In post-conflict areas like Iraq and Afghanistan where ISIS and Al-Qaeda recruiters flourish - peacekeepers, civil-military assistance and DDR programs are imperative to engage and rebuild local communities, reintegrate combatants and stop the spread of terrorist push-factors. Additionally, private/public partnerships with financial institutions, effective information sharing and cooperation between police and judicial authorities are essential to detect terrorist financing, disrupt plots at home, and prosecute perpetrators. It would be naive to think NATO on its own can serve as a major allied force against international terrorism, as postulated by SG Stoltenberg and US Defense Secretary Mattis. The major obstacle is not merely insufficient capabilities but also the lack of effective cooperation.
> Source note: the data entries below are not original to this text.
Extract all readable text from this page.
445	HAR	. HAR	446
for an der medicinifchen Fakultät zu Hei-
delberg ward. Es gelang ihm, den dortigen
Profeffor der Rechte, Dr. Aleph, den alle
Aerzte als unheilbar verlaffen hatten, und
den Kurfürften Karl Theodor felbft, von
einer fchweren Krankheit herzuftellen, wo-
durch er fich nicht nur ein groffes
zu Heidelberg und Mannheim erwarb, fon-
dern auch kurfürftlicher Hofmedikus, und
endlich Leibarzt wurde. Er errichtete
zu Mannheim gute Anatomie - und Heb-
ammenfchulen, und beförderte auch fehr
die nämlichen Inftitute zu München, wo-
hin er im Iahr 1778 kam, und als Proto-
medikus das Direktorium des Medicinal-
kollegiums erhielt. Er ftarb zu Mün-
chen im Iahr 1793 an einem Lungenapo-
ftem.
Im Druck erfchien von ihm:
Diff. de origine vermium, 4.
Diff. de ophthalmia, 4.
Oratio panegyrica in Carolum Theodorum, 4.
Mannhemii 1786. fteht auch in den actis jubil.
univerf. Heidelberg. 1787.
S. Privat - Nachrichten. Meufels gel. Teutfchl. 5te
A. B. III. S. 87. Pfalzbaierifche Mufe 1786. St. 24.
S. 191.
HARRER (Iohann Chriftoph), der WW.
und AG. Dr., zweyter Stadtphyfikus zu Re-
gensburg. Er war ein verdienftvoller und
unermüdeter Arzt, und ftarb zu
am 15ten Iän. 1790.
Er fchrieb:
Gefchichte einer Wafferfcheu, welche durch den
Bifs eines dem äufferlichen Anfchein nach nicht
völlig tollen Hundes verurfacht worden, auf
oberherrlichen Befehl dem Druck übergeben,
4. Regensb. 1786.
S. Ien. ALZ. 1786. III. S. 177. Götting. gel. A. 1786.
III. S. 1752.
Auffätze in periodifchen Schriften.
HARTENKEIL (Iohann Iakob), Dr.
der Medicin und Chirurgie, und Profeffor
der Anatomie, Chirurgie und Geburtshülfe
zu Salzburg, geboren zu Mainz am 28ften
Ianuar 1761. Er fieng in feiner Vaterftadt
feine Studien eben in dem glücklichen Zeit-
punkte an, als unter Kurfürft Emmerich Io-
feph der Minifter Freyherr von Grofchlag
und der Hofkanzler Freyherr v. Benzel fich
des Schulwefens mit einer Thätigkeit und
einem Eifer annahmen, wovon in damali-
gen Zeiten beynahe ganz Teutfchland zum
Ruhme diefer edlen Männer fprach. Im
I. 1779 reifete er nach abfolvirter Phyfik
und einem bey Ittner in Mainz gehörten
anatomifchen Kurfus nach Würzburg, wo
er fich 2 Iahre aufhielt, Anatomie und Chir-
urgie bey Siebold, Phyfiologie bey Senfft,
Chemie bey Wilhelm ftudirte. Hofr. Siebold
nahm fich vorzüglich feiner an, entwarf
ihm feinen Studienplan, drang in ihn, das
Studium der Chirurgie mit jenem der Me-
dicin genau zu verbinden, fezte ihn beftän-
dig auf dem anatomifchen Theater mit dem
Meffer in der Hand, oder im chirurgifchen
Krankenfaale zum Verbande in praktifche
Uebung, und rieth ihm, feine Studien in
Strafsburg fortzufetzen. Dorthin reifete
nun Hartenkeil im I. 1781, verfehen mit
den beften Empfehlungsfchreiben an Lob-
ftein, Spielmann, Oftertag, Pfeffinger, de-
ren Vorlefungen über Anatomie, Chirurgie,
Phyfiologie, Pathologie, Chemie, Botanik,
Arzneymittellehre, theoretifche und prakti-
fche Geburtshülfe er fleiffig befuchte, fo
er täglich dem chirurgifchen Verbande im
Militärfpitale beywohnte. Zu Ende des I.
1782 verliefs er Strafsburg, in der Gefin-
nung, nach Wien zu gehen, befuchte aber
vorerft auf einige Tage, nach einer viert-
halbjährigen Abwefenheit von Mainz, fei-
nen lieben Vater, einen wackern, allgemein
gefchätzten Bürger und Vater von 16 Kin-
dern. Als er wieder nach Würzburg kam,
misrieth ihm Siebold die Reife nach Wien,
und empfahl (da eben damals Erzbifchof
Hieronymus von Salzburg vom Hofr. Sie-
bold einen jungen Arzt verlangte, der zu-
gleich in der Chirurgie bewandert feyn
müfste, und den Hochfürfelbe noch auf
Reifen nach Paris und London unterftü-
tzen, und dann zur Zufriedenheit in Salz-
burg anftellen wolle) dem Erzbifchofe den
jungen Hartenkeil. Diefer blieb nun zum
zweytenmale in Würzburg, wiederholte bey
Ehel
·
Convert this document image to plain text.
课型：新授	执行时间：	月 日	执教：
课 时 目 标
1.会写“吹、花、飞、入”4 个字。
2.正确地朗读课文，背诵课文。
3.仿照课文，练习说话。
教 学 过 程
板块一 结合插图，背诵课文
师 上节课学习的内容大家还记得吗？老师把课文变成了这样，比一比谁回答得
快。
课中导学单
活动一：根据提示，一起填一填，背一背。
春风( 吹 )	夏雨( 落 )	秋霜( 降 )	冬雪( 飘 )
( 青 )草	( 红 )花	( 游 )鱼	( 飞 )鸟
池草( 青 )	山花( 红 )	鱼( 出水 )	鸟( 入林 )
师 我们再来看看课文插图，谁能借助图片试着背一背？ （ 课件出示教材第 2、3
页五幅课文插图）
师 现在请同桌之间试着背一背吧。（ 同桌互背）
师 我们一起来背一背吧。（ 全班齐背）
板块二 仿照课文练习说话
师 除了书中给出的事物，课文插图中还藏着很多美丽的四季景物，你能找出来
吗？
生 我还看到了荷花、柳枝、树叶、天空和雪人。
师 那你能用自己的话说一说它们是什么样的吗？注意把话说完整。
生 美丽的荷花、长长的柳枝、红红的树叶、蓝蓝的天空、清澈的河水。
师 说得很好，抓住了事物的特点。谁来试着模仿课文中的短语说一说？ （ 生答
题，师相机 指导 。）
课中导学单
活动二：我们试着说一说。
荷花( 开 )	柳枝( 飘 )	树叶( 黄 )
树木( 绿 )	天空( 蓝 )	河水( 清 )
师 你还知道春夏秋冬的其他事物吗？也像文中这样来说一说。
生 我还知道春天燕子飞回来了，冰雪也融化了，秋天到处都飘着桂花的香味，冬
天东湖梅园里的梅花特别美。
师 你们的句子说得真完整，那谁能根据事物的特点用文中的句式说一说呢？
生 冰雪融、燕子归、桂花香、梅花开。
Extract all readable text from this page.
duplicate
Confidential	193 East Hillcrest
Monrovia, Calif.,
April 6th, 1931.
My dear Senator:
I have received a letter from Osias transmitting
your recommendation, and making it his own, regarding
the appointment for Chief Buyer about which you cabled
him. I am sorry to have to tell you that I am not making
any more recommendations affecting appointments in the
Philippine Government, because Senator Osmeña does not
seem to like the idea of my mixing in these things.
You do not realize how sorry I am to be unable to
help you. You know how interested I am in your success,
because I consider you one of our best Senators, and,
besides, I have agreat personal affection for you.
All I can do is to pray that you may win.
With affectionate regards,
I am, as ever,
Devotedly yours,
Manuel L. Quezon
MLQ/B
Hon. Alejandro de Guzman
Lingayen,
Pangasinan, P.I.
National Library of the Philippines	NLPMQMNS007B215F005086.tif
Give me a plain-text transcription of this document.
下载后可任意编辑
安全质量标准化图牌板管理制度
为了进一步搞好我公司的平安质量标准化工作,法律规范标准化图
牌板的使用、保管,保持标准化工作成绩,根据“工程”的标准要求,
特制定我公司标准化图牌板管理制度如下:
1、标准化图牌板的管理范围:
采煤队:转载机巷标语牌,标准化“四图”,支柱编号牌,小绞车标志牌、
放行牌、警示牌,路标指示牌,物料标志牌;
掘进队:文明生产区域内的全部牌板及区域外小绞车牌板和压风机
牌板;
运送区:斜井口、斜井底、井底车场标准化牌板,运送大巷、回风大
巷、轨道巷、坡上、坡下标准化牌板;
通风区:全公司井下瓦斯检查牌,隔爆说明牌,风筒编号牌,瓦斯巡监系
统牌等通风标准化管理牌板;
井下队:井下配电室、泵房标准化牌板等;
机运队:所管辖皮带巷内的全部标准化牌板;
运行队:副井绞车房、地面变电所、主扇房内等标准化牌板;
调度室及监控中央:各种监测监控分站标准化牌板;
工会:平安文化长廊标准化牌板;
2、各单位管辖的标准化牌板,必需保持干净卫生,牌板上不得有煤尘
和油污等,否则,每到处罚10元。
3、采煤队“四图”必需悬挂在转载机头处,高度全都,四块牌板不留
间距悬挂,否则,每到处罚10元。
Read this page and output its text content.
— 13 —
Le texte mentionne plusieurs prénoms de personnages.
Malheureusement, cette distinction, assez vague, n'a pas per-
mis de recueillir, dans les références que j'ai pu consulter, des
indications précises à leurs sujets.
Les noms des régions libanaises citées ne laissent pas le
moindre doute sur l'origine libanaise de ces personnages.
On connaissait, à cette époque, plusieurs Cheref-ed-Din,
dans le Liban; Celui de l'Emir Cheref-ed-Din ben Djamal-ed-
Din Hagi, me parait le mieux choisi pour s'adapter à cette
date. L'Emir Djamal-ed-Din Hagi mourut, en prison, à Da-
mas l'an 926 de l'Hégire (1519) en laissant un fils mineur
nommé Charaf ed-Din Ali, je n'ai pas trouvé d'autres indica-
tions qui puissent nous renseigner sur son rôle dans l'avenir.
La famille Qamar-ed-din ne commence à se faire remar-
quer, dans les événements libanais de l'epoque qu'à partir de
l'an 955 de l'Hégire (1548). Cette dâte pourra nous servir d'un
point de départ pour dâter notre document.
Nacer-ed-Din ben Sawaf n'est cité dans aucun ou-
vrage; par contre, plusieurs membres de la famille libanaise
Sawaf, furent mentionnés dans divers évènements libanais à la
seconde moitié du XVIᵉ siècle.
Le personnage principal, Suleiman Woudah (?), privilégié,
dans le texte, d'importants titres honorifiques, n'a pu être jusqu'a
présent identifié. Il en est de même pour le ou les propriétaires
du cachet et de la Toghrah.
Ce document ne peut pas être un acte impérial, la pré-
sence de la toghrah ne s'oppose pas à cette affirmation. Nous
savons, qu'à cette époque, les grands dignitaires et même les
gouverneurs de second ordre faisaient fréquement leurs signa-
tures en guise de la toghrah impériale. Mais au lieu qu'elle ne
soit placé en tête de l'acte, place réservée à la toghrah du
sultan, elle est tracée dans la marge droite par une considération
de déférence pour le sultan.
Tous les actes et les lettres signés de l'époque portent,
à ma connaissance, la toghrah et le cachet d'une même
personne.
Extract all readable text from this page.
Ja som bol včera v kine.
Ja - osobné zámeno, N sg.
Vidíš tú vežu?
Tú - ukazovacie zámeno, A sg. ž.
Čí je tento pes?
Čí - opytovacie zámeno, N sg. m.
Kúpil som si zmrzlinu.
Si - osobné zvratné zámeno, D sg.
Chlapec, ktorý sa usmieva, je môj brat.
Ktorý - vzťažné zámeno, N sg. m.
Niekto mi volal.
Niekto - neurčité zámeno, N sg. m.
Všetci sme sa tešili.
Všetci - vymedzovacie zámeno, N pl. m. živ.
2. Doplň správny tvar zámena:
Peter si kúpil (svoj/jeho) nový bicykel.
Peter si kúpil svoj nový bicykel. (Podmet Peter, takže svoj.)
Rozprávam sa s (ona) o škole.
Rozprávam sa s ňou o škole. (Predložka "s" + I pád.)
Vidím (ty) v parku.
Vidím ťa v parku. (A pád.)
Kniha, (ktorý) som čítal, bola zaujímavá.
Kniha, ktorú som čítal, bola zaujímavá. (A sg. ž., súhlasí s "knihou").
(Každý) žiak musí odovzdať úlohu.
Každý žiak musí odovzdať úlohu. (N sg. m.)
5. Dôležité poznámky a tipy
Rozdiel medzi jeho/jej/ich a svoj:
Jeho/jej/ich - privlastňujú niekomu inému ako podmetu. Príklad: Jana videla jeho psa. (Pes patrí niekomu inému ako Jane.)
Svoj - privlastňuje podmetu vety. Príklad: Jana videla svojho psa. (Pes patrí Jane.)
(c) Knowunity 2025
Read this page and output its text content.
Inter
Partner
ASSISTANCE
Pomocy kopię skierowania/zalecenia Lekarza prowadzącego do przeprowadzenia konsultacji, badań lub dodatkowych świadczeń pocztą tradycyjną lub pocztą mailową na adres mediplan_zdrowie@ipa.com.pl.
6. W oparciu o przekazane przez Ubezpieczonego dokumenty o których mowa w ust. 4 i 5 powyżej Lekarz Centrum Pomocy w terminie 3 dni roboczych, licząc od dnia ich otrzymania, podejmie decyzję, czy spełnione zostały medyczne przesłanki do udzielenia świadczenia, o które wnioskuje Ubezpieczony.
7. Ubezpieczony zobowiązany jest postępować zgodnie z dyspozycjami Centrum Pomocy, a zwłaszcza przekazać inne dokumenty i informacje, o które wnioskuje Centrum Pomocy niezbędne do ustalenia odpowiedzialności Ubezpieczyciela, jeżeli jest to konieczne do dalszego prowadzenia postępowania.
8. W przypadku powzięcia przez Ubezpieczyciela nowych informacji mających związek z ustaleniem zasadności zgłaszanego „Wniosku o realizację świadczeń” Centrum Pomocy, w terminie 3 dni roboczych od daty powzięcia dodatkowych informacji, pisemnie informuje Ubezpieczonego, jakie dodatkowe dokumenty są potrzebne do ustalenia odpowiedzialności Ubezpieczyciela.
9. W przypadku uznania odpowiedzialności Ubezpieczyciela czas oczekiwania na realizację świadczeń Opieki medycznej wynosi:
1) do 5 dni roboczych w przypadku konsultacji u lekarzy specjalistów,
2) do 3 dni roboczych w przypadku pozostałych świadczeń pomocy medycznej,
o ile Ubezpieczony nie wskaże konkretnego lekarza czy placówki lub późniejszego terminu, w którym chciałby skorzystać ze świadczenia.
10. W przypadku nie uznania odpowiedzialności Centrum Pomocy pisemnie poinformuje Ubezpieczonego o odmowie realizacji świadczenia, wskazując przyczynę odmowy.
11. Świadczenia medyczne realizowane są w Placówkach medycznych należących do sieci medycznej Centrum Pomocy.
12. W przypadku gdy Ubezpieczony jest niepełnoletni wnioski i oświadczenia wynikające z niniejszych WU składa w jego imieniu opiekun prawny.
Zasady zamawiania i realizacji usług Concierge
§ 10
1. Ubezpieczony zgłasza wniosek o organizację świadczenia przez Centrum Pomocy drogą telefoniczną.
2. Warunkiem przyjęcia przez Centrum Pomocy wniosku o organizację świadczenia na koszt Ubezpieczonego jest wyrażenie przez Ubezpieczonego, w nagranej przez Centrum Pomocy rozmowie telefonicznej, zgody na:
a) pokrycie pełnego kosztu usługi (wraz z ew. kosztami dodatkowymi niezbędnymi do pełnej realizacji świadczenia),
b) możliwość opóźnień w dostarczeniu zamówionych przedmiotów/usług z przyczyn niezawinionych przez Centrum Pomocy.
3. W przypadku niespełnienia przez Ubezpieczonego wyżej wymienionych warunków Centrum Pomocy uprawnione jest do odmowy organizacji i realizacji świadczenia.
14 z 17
Ensuring western security against international terrorism as well as other threats is not only a question of increasing NATO capabilities proportionally but also determining how far NATO’s parameters stretch beyond the military and into intelligence and humanitarian support. It is also a question of developing cooperation mechanisms with partners like the United Nations and the European Union, which have proven to be effective at times. To guarantee a secure alliance, it is therefore time for NATO officials to discuss the alliance’s exact role in ensuring security, how to better respond to today’s diverse security threats, and how to cooperate with complementary partners. Reassessing the 2 percent requirement is a first step in the right direction.
About the Authors
Magnus Roar Bech is a freelance writer and security specialist. He holds an MSc Security Studies and a BA European Studies, with focus on counter-terrorism, peace-building and EU foreign policy. His professional work has focused primarily on counter-extremism and counter-terrorism in the UK and Europe, following work with European energy law and international relations. He has been cited by national and international media mainly on security and counter-terrorism.
Alexander Medgett a Master of Public Policy candidate at the Sciences Po Paris. Currently, he is finishing his graduate studies at the Fletcher School of Law and Diplomacy at Tufts University. His academic focus is on economics, European governance and international relations. Alexander also co-founded CampusEurope, a pan European media outlet that publishes news and opinions on European affairs.